# Workbench in procress



## GaryCN (Aug 18, 2007)

Using some large pallet timbers for a benchtop, wondering what are my best options to join them, the center is smaller than the outer ones. I would like no visible fasteners but this weighs quite a bit.If Glue I would need a lot of working time.


----------



## GaryCN (Aug 18, 2007)

End view


----------



## GaryCN (Aug 18, 2007)

These are big approx 5 X 8" on the outside top measures 18", I've been thinking about lag bolts from the center to the front but not sure how to attach the back.


----------



## JayT (May 6, 2012)

I'm not a fan of mechanical fasteners in a workbench top, so I would glue it. Use a glue with a longer open time, such as Titebond III and plan your glue up to be efficient-preset the clamps, how you will spread the glue (I use a wide plastic putty knife for large surfaces) and maybe even to the extent of practicing moving the timbers so that you find the best way to stage the pieces.


----------



## ocean (Feb 13, 2016)

Weldwood plastic resin (urea-formaldehyde). Weldwood - DAP 402 is good stuff (expensive) long open set time 20-40 mins. (depending on humidity) I would try on scrape wood to test open time to make sure it is enough for you project. Elevate on scrap lumber (don't glue these to your table top) with a drop cloth below and use lots of clamps. I personally think that Titebond 2 or 3 will work just fine. Have everything ready before you start spreading glue.


----------



## Smitty_Cabinetshop (Mar 26, 2011)

Ditto re: Titebond. Preparation (staging) is everything.


----------



## GaryCN (Aug 18, 2007)

Went with Tightbond III, as I had close to 1/2 gallon of it. Probably didn't need much clamping as the weight alone may have been enough. I cut off 28" to get it down to 8'.


----------



## GaryCN (Aug 18, 2007)

Delta Radial cut this massive beam, i rarely use it but it does come in handy.


----------



## GaryCN (Aug 18, 2007)

I did have to do multiple passes.


----------



## GaryCN (Aug 18, 2007)

Sanding looks good for free wood. The timbers were originally used to raise a Formula 1 race carto fit in the lower deck cargo hold of a 747-400 aircraft









.


----------



## JayT (May 6, 2012)

Looking good. That's certainly a beefy top.


----------



## GaryCN (Aug 18, 2007)

It weighs quite a bit, I'm guessing over 300 lbs. It was a chore to glue up.

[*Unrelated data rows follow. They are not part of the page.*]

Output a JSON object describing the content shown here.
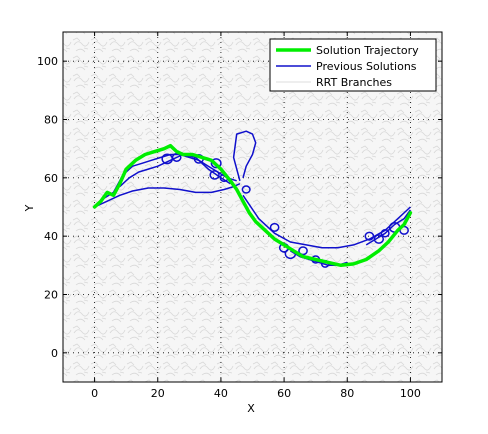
{
  "chart_data": {
    "type": "line",
    "title": "",
    "xlabel": "X",
    "ylabel": "Y",
    "xlim": [
      -10,
      110
    ],
    "ylim": [
      -10,
      110
    ],
    "xticks": [
      0,
      20,
      40,
      60,
      80,
      100
    ],
    "yticks": [
      0,
      20,
      40,
      60,
      80,
      100
    ],
    "grid": true,
    "legend_position": "top-right",
    "series": [
      {
        "name": "Solution Trajectory",
        "color": "#00ee00",
        "width": "thick",
        "x": [
          0,
          2,
          4,
          6,
          8,
          10,
          13,
          16,
          19,
          22,
          24,
          26,
          28,
          31,
          34,
          37,
          40,
          43,
          45,
          47,
          49,
          51,
          54,
          57,
          60,
          63,
          66,
          70,
          74,
          78,
          82,
          86,
          90,
          93,
          96,
          98,
          100
        ],
        "y": [
          50,
          52,
          55,
          54,
          58,
          63,
          66,
          68,
          69,
          70,
          71,
          69,
          68,
          68,
          67,
          66,
          63,
          59,
          56,
          52,
          48,
          45,
          42,
          39,
          37,
          35,
          33,
          32,
          31,
          30,
          30.5,
          32,
          35,
          38,
          42,
          44,
          48
        ]
      },
      {
        "name": "Previous Solutions",
        "color": "#1010cc",
        "width": "thin",
        "paths": [
          {
            "x": [
              0,
              4,
              8,
              12,
              17,
              22,
              27,
              32,
              37,
              41,
              44,
              46
            ],
            "y": [
              50,
              52,
              54,
              55.5,
              56.5,
              56.5,
              56,
              55,
              55,
              56,
              57,
              58
            ]
          },
          {
            "x": [
              3,
              6,
              9,
              12,
              15,
              18,
              21,
              24,
              27,
              30,
              33,
              36,
              39,
              42,
              45
            ],
            "y": [
              53,
              55,
              61,
              64,
              65,
              66,
              67,
              68,
              68,
              67,
              66,
              64,
              62,
              60,
              59
            ]
          },
          {
            "x": [
              8,
              11,
              14,
              17,
              20,
              24,
              28,
              32,
              36,
              40,
              43
            ],
            "y": [
              57,
              60,
              62,
              63,
              64,
              66,
              68,
              67,
              63,
              60,
              58
            ]
          },
          {
            "x": [
              46,
              44,
              45,
              48,
              50,
              51,
              50,
              48,
              47
            ],
            "y": [
              59,
              67,
              75,
              76,
              75,
              72,
              68,
              64,
              60
            ]
          },
          {
            "x": [
              47,
              52,
              57,
              62,
              67,
              72,
              77,
              82,
              87,
              92,
              96,
              100
            ],
            "y": [
              54,
              46,
              41,
              38,
              37,
              36,
              36,
              37,
              39,
              42,
              46,
              50
            ]
          },
          {
            "x": [
              62,
              65,
              68,
              71,
              74,
              77,
              80
            ],
            "y": [
              35,
              33,
              32,
              31,
              30,
              30,
              31
            ]
          },
          {
            "x": [
              86,
              89,
              92,
              95,
              98,
              100
            ],
            "y": [
              37,
              39,
              41,
              44,
              46,
              49
            ]
          }
        ],
        "loops": [
          {
            "x": 23,
            "y": 66.5,
            "r": 1.6
          },
          {
            "x": 26,
            "y": 67,
            "r": 1.3
          },
          {
            "x": 33,
            "y": 66.5,
            "r": 1.4
          },
          {
            "x": 38.5,
            "y": 65,
            "r": 1.5
          },
          {
            "x": 38,
            "y": 61,
            "r": 1.4
          },
          {
            "x": 41,
            "y": 60,
            "r": 1.2
          },
          {
            "x": 48,
            "y": 56,
            "r": 1.2
          },
          {
            "x": 57,
            "y": 43,
            "r": 1.3
          },
          {
            "x": 60,
            "y": 36,
            "r": 1.4
          },
          {
            "x": 62,
            "y": 34,
            "r": 1.6
          },
          {
            "x": 66,
            "y": 35,
            "r": 1.3
          },
          {
            "x": 70,
            "y": 32,
            "r": 1.2
          },
          {
            "x": 73,
            "y": 30.5,
            "r": 1.1
          },
          {
            "x": 87,
            "y": 40,
            "r": 1.3
          },
          {
            "x": 90,
            "y": 39,
            "r": 1.4
          },
          {
            "x": 92,
            "y": 41,
            "r": 1.2
          },
          {
            "x": 95,
            "y": 43,
            "r": 1.6
          },
          {
            "x": 98,
            "y": 42,
            "r": 1.3
          }
        ]
      },
      {
        "name": "RRT Branches",
        "color": "#dddddd",
        "width": "thin"
      }
    ]
  }
}
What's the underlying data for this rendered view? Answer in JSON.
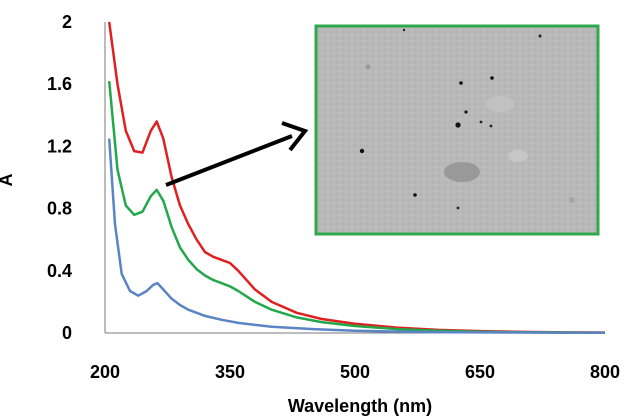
{
  "chart_data": {
    "type": "line",
    "xlabel": "Wavelength (nm)",
    "ylabel": "A",
    "xlim": [
      200,
      800
    ],
    "ylim": [
      0,
      2
    ],
    "x_ticks": [
      "200",
      "350",
      "500",
      "650",
      "800"
    ],
    "y_ticks": [
      "0",
      "0.4",
      "0.8",
      "1.2",
      "1.6",
      "2"
    ],
    "grid": false,
    "legend": "none",
    "inset": "TEM micrograph of nanoparticles with green border, pointed to by arrow from green curve peak",
    "series": [
      {
        "color": "#e02020",
        "x": [
          205,
          215,
          225,
          235,
          245,
          255,
          262,
          270,
          280,
          290,
          300,
          310,
          320,
          330,
          340,
          350,
          360,
          380,
          400,
          430,
          460,
          500,
          550,
          600,
          650,
          700,
          750,
          800
        ],
        "y": [
          2.0,
          1.6,
          1.3,
          1.17,
          1.16,
          1.3,
          1.36,
          1.25,
          1.0,
          0.82,
          0.7,
          0.6,
          0.52,
          0.49,
          0.47,
          0.45,
          0.4,
          0.28,
          0.2,
          0.13,
          0.09,
          0.06,
          0.035,
          0.02,
          0.012,
          0.007,
          0.004,
          0.003
        ]
      },
      {
        "color": "#22a84a",
        "x": [
          205,
          215,
          225,
          235,
          245,
          255,
          262,
          270,
          280,
          290,
          300,
          310,
          320,
          330,
          340,
          350,
          360,
          380,
          400,
          430,
          460,
          500,
          550,
          600,
          650,
          700,
          750,
          800
        ],
        "y": [
          1.62,
          1.05,
          0.82,
          0.76,
          0.78,
          0.88,
          0.92,
          0.85,
          0.68,
          0.55,
          0.47,
          0.41,
          0.37,
          0.34,
          0.32,
          0.3,
          0.27,
          0.2,
          0.15,
          0.1,
          0.07,
          0.045,
          0.025,
          0.014,
          0.008,
          0.005,
          0.003,
          0.002
        ]
      },
      {
        "color": "#5b84c4",
        "x": [
          205,
          212,
          220,
          230,
          240,
          250,
          258,
          263,
          270,
          280,
          290,
          300,
          320,
          340,
          360,
          400,
          450,
          500,
          550,
          600,
          650,
          700,
          750,
          800
        ],
        "y": [
          1.25,
          0.7,
          0.38,
          0.27,
          0.24,
          0.27,
          0.31,
          0.32,
          0.28,
          0.22,
          0.18,
          0.15,
          0.11,
          0.085,
          0.065,
          0.04,
          0.025,
          0.015,
          0.009,
          0.006,
          0.004,
          0.003,
          0.002,
          0.001
        ]
      }
    ]
  }
}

> Looking good. That s certainly a beefy top.
> 
> - JayT


----------



## GaryCN (Aug 18, 2007)

Not really related but the large timbers were used to load a race car on a 747-400 passenger aircraft in the lower deck forward cargo hold. The pallet measures 96" X 125 " but depending on the height of what is being moved you can elevate and overhang the base pallet by about 30" or 15" on each side, The 6" elevation of the beams I used allowed the vehicle that exceeded the 125" limitation of the base to fit. the car was probably only 10" or less over the 125" limit about 5" on each side. The pallet wood was heading to a dumpster after the vehicle was delivered. Image will give an idea about how this works the image is a LD-7 88" wide a LD-7's can also be 96" wide both are still 125" long .


----------